For what? Minus celcius degree weather, winds that slash your face with invisible ice daggers, and the never-ending coldness. Doesn't sound too pleasant huh?
To be quite honest, it hasn't been all that bad. Having a "season" is definitely something most Southern Californians take for granted. Not because we're all superficial, or need a constant tan, but it's primarily because we never have the opportunity to experience such wonders. About two months ago, Korea was hit with a record breaking snowfall that halted all activities in the country, including schools! That day I left from my Aunt's house in Suwon (about an hour south of Seoul) around 10 AM, and got to my school around 3 PM, only to be told that I could go home because the busses could not shuttle the students to school. What a great break for a Monday I thought! The minute I sneak in a "f*ck yes!" I'm told I would have to make it up that Saturday! -__- Awesome. Anyways, it's March now and Spring should be arriving sooner than later.
Even in Korea I still value my weekends like every other individual in the work-force. Most of that time has been spent hanging out with hj and jungle. With our Nikons strapped, we shoot up every district we go to, and make tourists look like... well tourists. I'm too lazy to repost all the pictures that I've shot, but you can definitely find them on that social networkin g site. You know! (the one that beat out myspace, and is now crawling with creepers and bots). We were also graced with the presence of Jason Kim, and Janice Kang (thanks you two!). Hopefully, we will have more visitors in the coming months. Recently, I have been a home-body, opting to stay in-doors, and playing with my cousins. I can't wait for t-shirt days, and biking along the river.
Some things I've noticed here:
1. Shopping is a national pastime.
2. Drinking is a national hobby.
3. Smoking is a national leisure activity.
4. Passing out on the subway is acceptable.
5. Err... passing out ANYWHERE is acceptable.
6. Korean food is not that expensive.
7. Too bad everything else is!
8. Public transportation is awesome!
9. If you don't mind sitting next to ajushi's that reek of alcohol.
10. Everyone's watching something on their cell phone.
11. I can watch a starcraft match on tv while running on the treadmill.
12. I can simultaneously watch a Big Bang music video while biking.
13. Anything American is 35% over-priced.
14. Need any McDonalds, Burger King, Starbucks, Coffee Bean, Dunkin Donuts, Krispy Kreme, 7-11, Black Angus (wtf?). I know I'm missing more...
15. Being a couple requires matching shoes, or matching winter jackets. Or both.
16. Being single means you're hanging out with friends that are of the same sex.
17. There are a million foreigners here.
18. You either stop abruptly, or the car takes you out. Pedestrians do not have the right of way.
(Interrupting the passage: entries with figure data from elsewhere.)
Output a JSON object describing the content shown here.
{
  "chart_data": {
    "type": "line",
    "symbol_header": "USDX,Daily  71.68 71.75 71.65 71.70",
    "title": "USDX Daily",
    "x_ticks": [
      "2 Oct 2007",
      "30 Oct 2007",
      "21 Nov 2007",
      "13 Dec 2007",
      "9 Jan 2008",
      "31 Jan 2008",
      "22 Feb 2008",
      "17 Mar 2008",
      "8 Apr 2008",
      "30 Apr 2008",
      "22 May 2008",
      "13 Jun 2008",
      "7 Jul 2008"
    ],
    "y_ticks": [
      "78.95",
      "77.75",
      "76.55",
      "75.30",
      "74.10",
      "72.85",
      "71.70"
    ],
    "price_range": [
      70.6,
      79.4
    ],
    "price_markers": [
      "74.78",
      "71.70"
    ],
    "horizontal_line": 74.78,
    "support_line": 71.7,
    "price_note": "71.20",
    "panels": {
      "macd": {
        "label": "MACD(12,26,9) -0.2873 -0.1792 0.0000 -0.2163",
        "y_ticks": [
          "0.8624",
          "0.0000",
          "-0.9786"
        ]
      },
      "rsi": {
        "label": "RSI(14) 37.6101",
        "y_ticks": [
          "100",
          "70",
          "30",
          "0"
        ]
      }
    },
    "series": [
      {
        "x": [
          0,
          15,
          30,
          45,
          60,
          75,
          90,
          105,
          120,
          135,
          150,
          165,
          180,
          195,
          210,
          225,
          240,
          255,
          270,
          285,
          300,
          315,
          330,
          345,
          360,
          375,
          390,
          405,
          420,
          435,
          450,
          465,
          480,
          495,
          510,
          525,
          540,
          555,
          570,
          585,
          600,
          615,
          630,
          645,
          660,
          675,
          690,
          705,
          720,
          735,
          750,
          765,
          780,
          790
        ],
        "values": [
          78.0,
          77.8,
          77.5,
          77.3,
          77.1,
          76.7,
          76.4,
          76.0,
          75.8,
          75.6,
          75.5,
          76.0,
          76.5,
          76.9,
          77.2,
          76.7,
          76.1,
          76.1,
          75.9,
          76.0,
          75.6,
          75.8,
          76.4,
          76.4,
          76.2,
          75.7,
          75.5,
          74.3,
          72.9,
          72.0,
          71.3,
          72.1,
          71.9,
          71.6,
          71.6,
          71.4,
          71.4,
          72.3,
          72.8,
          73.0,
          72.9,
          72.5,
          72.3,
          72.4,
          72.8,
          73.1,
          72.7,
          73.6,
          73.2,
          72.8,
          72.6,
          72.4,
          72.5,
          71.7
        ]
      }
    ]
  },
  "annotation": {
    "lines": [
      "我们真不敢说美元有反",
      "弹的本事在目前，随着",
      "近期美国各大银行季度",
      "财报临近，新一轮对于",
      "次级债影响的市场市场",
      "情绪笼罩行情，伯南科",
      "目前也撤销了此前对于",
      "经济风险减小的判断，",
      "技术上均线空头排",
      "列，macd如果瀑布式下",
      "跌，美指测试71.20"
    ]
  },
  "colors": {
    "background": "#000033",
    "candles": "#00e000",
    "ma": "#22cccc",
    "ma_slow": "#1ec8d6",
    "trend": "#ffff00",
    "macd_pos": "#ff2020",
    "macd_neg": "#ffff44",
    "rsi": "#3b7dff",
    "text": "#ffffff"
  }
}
19. PC bang, DVD Room, Karaoke, Billiards, Bar, Cafe - ALL IN ONE BUILDING!
20. Everyone wants to know your age, and if your single or taken.
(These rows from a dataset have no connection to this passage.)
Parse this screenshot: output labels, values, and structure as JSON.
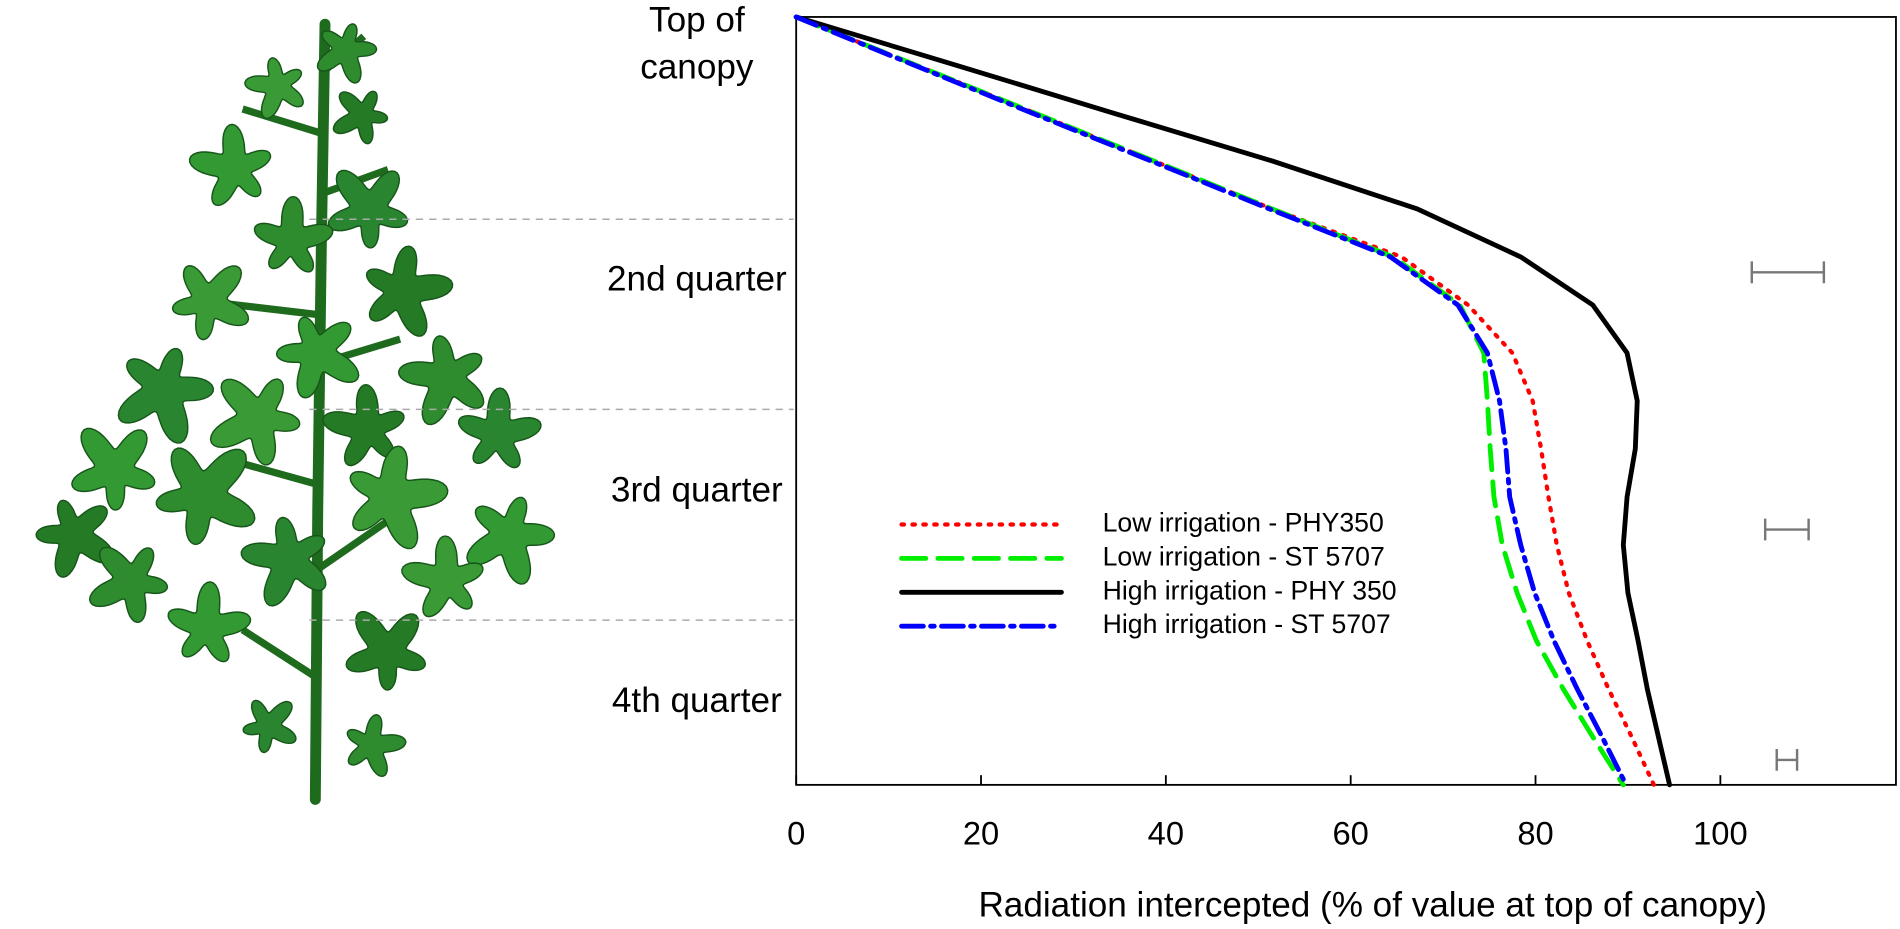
{
  "chart_data": {
    "type": "line",
    "xlabel": "Radiation intercepted (% of value at top of canopy)",
    "xlim": [
      0,
      119
    ],
    "xticks": [
      0,
      20,
      40,
      60,
      80,
      100
    ],
    "ylim": [
      4,
      0
    ],
    "yticks": [
      {
        "value": 0,
        "label": "Top of canopy"
      },
      {
        "value": 1.5,
        "label": "2nd quarter"
      },
      {
        "value": 2.6,
        "label": "3rd quarter"
      },
      {
        "value": 3.7,
        "label": "4th quarter"
      }
    ],
    "y": [
      0,
      0.25,
      0.5,
      0.75,
      1,
      1.25,
      1.5,
      1.75,
      2,
      2.25,
      2.5,
      2.75,
      3,
      3.25,
      3.5,
      3.75,
      4
    ],
    "series": [
      {
        "name": "Low irrigation - PHY350",
        "color": "#ff0000",
        "dash": "dotted",
        "values": [
          0,
          12.9,
          25.8,
          38.7,
          51.5,
          65.5,
          72.7,
          77.5,
          79.7,
          80.6,
          81.4,
          82.3,
          83.6,
          85.6,
          87.9,
          90.4,
          92.8
        ]
      },
      {
        "name": "Low irrigation - ST 5707",
        "color": "#00ee00",
        "dash": "dashed",
        "values": [
          0,
          12.9,
          25.8,
          38.7,
          51.5,
          64.6,
          71.8,
          74.4,
          74.8,
          75.1,
          75.5,
          76.4,
          78,
          80.1,
          83,
          86.2,
          89.5
        ]
      },
      {
        "name": "High irrigation - PHY 350",
        "color": "#000000",
        "dash": "solid",
        "values": [
          0,
          17.2,
          34.3,
          51.5,
          67.2,
          78.4,
          86.2,
          89.9,
          91,
          90.8,
          89.9,
          89.5,
          90,
          91.1,
          92.1,
          93.3,
          94.5
        ]
      },
      {
        "name": "High irrigation - ST 5707",
        "color": "#0000ff",
        "dash": "dashdot",
        "values": [
          0,
          12.7,
          25.5,
          38.4,
          51.2,
          64.3,
          71.6,
          74.8,
          76.1,
          76.8,
          77.2,
          78.4,
          79.9,
          82,
          84.5,
          87.2,
          89.8
        ]
      }
    ],
    "error_bars": [
      {
        "y": 1.33,
        "value": 107.3,
        "error": 3.9
      },
      {
        "y": 2.67,
        "value": 107.2,
        "error": 2.35
      },
      {
        "y": 3.87,
        "value": 107.2,
        "error": 1.1
      }
    ]
  }
}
Oh man. I could go on, but I think it'll be more fun if I made another list later. Maybe 3 months later? Heh. I should definitely blog more often, cause everyday is an adventure for the most part, especially when it comes to teaching. However, my favorite days are those that are interrupted by non-Korean speaking foreigners seeking help. One day while I was heading home after work, an IT consultant (of Indian descent) asked if the seat next to me was taken. I said no, and we talked about what brought us here to Korea. He was on a business trip, and I told him I was teaching English. That turned into a forty minute conversation about absolutes, words, and experiences. Suffice it to say he was an extremely knowledgeable man, and the rationale he provided me that night was invaluable. It is impossible for me to rewrite our script, but I will let you in on a seemingly obvious truth: go and seek your own wisdoms, find your zen master.
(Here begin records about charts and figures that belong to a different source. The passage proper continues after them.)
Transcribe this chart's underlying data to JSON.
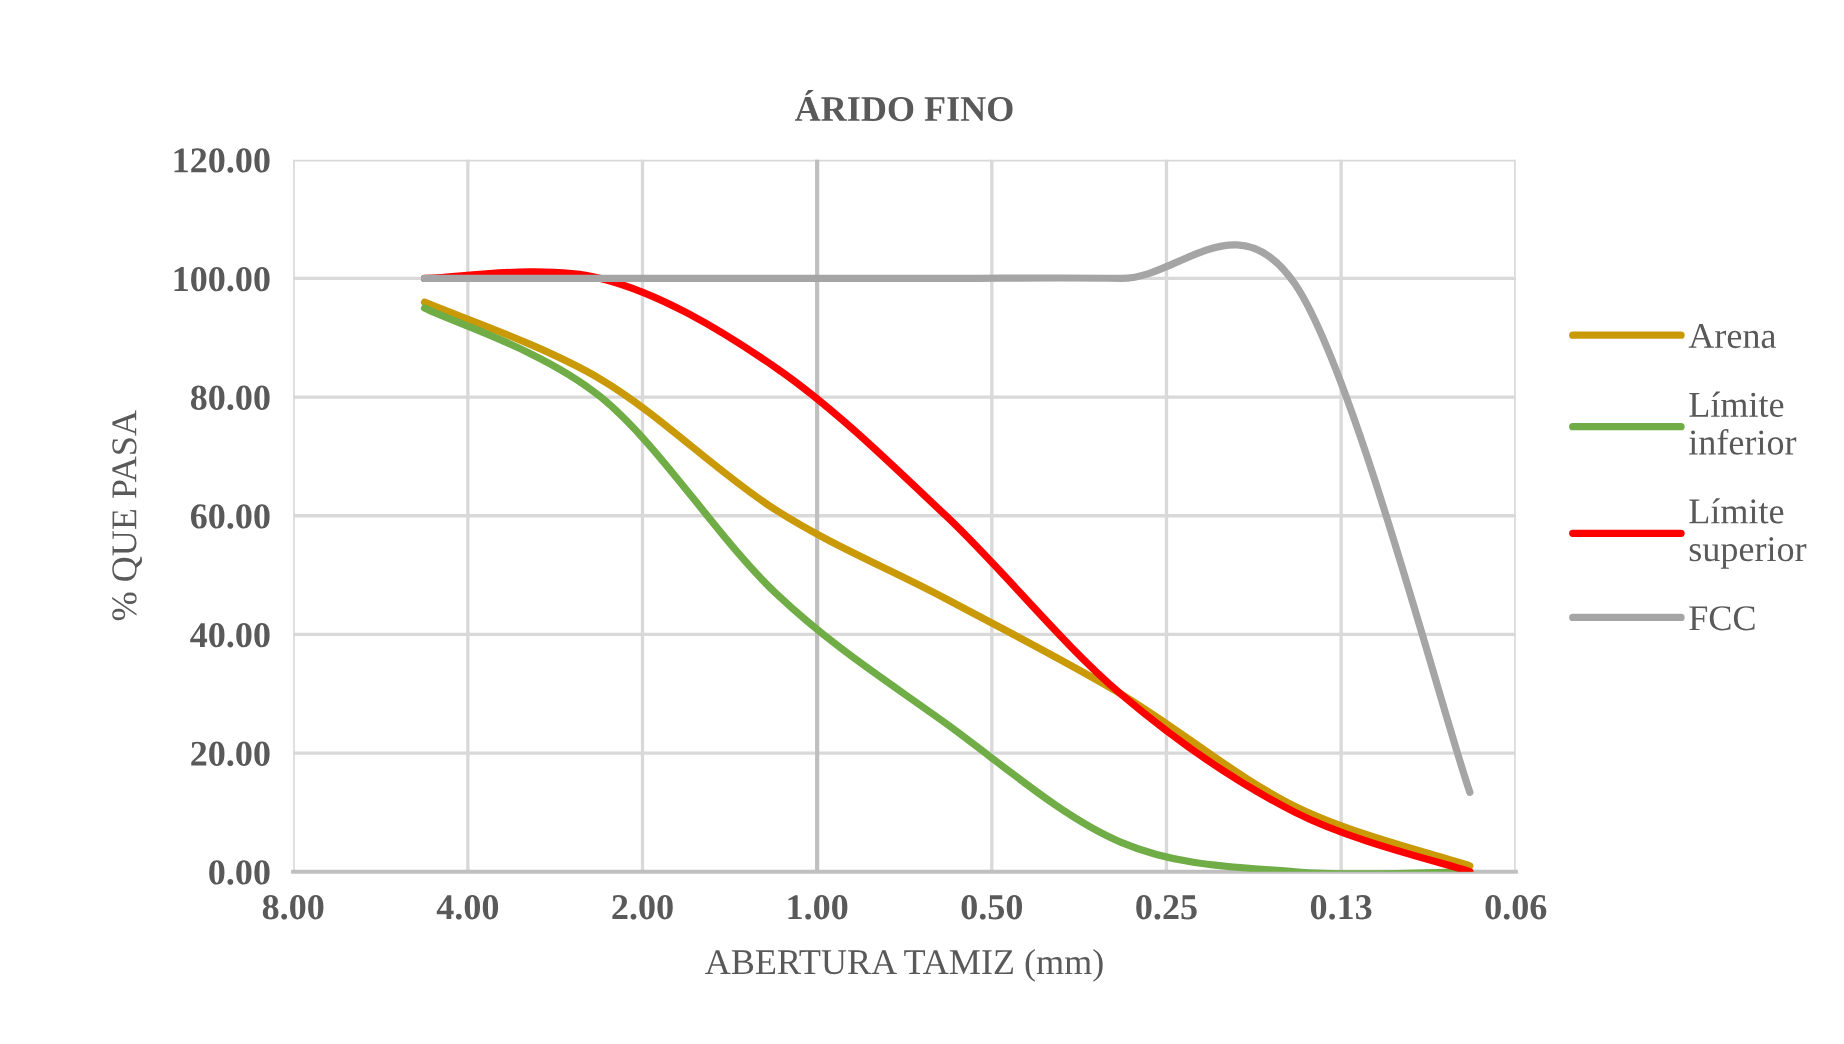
{
  "chart_data": {
    "type": "line",
    "title": "ÁRIDO FINO",
    "xlabel": "ABERTURA TAMIZ (mm)",
    "ylabel": "% QUE PASA",
    "x": [
      4.75,
      2.36,
      1.18,
      0.6,
      0.3,
      0.15,
      0.075
    ],
    "series": [
      {
        "name": "Arena",
        "color": "#c99a06",
        "values": [
          96,
          83,
          61,
          46,
          30,
          11,
          1
        ]
      },
      {
        "name": "Límite inferior",
        "color": "#70ad47",
        "values": [
          95,
          80,
          47,
          25,
          5,
          0,
          0
        ]
      },
      {
        "name": "Límite superior",
        "color": "#ff0000",
        "values": [
          100,
          100,
          85,
          60,
          30,
          10,
          0
        ]
      },
      {
        "name": "FCC",
        "color": "#a5a5a5",
        "values": [
          100,
          100,
          100,
          100,
          100,
          99,
          13.4
        ]
      }
    ],
    "log": "x",
    "xlim": [
      8,
      0.0625
    ],
    "xticks": [
      {
        "value": 8,
        "label": "8.00"
      },
      {
        "value": 4,
        "label": "4.00"
      },
      {
        "value": 2,
        "label": "2.00"
      },
      {
        "value": 1,
        "label": "1.00"
      },
      {
        "value": 0.5,
        "label": "0.50"
      },
      {
        "value": 0.25,
        "label": "0.25"
      },
      {
        "value": 0.125,
        "label": "0.13"
      },
      {
        "value": 0.0625,
        "label": "0.06"
      }
    ],
    "ylim": [
      0,
      120
    ],
    "yticks": [
      {
        "value": 0,
        "label": "0.00"
      },
      {
        "value": 20,
        "label": "20.00"
      },
      {
        "value": 40,
        "label": "40.00"
      },
      {
        "value": 60,
        "label": "60.00"
      },
      {
        "value": 80,
        "label": "80.00"
      },
      {
        "value": 100,
        "label": "100.00"
      },
      {
        "value": 120,
        "label": "120.00"
      }
    ],
    "ref_lines": [
      {
        "axis": "x",
        "value": 1,
        "color": "#bfbfbf"
      }
    ],
    "grid": true,
    "legend": "right",
    "marker": "none",
    "line_style": "solid"
  }
}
Last week I finished up my Winter semester, and I already miss my old kids. Some of them were rascals, many of them were adorable, and a few were straight geniuses. Nonetheless, I am interested in seeing how these new kids will be this semester. I got one kid whose going to be a comedian when he grows up. I literally LOLed in the middle of class today. Fortunately, I have to work on Saturdays now. There go my weekends! Just a little run down of my work schedule incase you were wondering (probably not, but what the heck). I usually leave for work around 2pm, arrive at work around 2:30pm, prep my classwork, teach from 4pm to 10pm (with a 5 minute break every 55 minutes), and finally get home around 10:40-10:45pm (depending on the timing of the busses and subways). What do you think? Regardless of that seemingly hectic lifestyle I am thankful that my co-workers are all fascinating people, who have all come from different walks of life that teach me something new every day. It's a different lifestyle out here, with divergent customs, and new habits; but so far it has given me a lot of insight, and I've come to appreciate more of the simpler things in life, and the things that I had taken for-granted.